One of the Kirchentag Bible studies asked “When is the Kingdom of God coming?” (Luke 17:20). Does God work only through people, or in other ways? (At least we should perhaps be grateful it is not only through us as members of the Church!). In the Gospel of Thomas Jesus says that the Kingdom is both in you “and spread out upon the earth” (verse 113). But when the Church decided which books were to be part of the New Testament “Thomas” was not included- because it did not promote a hierarchical Church structure? (But it also said that women must become male to enter the Kingdom- verse 114- which might be another reason). And Revelation was included, though it predicted the implosion of the Roman Empire at the time when Church and Empire were allying.

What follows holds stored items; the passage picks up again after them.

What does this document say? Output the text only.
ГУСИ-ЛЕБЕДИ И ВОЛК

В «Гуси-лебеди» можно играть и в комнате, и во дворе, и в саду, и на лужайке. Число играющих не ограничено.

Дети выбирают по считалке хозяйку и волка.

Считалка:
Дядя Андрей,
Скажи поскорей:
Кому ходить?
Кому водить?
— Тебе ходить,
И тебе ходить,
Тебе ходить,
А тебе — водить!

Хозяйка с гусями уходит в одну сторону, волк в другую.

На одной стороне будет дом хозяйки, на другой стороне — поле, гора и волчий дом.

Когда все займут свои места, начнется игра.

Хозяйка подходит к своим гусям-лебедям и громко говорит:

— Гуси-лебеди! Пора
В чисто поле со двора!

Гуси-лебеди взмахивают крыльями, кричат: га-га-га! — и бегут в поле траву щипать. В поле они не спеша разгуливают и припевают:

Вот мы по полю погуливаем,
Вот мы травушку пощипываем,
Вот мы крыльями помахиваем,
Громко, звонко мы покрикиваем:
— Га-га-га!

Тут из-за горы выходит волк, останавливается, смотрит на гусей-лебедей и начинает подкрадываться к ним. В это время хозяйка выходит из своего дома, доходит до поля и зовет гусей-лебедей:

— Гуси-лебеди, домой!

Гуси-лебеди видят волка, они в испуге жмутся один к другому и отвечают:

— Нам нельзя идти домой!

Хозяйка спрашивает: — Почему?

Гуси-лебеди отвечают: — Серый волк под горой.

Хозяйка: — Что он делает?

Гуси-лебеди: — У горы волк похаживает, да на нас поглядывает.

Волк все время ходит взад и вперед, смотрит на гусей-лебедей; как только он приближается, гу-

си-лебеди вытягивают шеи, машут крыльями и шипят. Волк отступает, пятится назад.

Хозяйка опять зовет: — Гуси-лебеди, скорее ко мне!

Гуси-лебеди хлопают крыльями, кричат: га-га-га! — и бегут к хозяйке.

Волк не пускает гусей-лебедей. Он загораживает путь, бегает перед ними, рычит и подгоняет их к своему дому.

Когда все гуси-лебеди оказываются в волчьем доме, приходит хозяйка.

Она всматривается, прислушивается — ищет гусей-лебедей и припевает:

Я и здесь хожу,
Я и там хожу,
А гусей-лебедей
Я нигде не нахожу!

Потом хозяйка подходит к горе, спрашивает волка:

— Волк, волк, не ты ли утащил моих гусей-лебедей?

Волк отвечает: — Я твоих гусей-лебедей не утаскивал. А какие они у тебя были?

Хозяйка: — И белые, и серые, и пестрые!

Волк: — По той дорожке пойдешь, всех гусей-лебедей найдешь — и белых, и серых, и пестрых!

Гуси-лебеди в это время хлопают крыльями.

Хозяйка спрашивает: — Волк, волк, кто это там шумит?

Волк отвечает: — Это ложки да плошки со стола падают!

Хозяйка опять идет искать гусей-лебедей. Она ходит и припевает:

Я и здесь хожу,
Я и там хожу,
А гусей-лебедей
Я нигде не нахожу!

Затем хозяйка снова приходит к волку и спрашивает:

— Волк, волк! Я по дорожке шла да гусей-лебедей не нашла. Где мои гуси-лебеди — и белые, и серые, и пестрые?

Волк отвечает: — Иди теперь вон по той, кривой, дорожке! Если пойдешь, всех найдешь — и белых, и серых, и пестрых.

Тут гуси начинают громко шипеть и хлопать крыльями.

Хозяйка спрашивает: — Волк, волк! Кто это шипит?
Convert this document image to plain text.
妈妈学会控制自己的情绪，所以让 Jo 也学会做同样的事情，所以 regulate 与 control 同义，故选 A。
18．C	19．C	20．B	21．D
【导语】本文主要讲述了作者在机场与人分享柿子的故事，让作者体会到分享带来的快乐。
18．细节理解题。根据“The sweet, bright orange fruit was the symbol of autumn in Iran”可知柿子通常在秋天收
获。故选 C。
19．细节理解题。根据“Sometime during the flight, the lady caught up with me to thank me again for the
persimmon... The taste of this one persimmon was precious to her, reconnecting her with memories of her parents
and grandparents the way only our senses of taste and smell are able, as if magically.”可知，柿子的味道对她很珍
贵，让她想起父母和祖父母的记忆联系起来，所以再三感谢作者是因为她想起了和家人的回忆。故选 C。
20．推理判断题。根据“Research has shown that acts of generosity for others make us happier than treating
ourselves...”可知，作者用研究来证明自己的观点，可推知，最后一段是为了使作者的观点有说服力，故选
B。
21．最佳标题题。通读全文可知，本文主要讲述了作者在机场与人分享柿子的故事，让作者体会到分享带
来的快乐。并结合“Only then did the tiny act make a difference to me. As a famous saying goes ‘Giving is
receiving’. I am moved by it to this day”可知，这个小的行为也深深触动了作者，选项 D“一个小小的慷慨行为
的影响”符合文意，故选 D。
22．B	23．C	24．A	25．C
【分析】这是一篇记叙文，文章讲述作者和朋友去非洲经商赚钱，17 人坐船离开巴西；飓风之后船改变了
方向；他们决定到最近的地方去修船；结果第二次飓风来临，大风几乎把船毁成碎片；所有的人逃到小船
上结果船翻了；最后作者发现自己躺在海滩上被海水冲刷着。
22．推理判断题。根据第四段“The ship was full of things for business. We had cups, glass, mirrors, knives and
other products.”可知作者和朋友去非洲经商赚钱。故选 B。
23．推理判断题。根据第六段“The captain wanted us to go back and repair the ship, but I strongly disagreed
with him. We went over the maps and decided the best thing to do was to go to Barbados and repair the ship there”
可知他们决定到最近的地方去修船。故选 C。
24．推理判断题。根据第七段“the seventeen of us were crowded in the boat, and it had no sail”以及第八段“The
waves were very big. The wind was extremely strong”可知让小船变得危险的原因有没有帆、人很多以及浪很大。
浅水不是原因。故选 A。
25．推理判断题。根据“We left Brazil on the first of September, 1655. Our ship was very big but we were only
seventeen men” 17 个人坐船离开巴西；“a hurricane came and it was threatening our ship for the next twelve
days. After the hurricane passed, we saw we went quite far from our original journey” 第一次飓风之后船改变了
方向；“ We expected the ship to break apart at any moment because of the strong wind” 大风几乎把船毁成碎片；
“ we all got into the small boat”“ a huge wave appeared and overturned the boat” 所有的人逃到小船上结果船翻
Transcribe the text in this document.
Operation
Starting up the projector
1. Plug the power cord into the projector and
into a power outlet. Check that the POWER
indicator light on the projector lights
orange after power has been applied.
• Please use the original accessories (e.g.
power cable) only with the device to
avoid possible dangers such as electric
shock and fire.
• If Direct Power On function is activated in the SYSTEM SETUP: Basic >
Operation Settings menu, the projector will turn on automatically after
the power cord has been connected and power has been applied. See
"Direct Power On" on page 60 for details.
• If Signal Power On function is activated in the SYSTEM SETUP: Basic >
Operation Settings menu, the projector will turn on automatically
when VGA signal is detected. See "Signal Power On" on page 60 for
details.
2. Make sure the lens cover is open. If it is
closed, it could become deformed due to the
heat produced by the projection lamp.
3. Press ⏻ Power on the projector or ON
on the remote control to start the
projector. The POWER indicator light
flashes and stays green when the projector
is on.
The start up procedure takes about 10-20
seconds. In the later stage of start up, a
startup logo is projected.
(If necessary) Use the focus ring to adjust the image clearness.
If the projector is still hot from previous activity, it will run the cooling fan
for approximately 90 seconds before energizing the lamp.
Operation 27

The Wedding at Cana (John 2) is often understood to imply the inferiority of Judaism (water for ritual purification turned into wine)- and who are “the Jews”, who John depicts as always the enemies of Jesus, and whose identity as children of Abraham Jesus denies (John 8:39 to 45)? Only the religious leaders? Or “this generation” (Matthew 11:16)- which Christian antisemitism (and the Nazis) has often taken to mean “all Jews of every generation”. In fact the wine is the “First Sign” (verse 11) of the Kingdom of God- a great wedding feast (which is what all our worship should be).
Kirchentag (Church Congress) is an important part of the Protestant (Evangelical) Church (EKD), of nearly 20 million nominal members (though far fewer go to services), who pay Church Tax of 8 or 9% added to their income tax and collected by the State (though these amounts are declining rapidly these days). EKD is a federation of Lutherans, Reformed and United (in Prussia in 1818 Lutherans and Reformed were united by royal decree). Kirchentag takes place every two years alternating with the Catholic “Katholikentag”, with Ecumenical meetings in some years.
Our reading was from Nehemiah chapter 8- the reading of the Law (after the people’s return from Exile), which caused the people to weep (verse 9) when they heard it.
In a similar way in 1945 the leaders of the Protestant Church issued the Stuttgart Declaration of Guilt https://marcuse.faculty.history.ucsb.edu/projects/niem/StuttgartDeclaration.htm acknowledging their failure to stand up to National Socialism. Some had resisted Hitler’s attempt to completely control the Church (for example the “Confessing Church”), but few had opposed antisemitism or had challenged the Holocaust, and some (the “Deutsche Christen”- German Christians) had actively supported Hitler. This Declaration was controversial for most church members for many years, but the modern Kirchentag movement began in 1949 as a lay initiative as the Evangelical Church began the task of rethinking its theology after the Hitler period. There is no equivalent in Britain, probably because our sense of our history is different- perhaps the Greenbelt Festivals come the closest.
Hitler had more respect for the organisation (not the beliefs) of the Catholic Church, and had agreed a “Concordat” with the Vatican in July 1933, though this did not fully protect the Church from Nazi pressure. In 1945 German Catholic bishops did not recognise any corporate failure equivalent to the Protestant Declaration- they said that although many individual Catholics had not resisted Nazism, many had risked their lives to support persecuted Jews. Before 1933 the Catholic Centre Party had meant that far fewer Catholics were members of the NSDAP, and in 1941 the Archbishop of Münster had spoken out against the Nazi euthanasia programme, achieving some change in the policy. It was not until 1965, after much argument among German Catholics, that the bishops acknowledged the fault of the Church for not speaking out about the Holocaust, despite the fact that many knew a good deal of what was happening.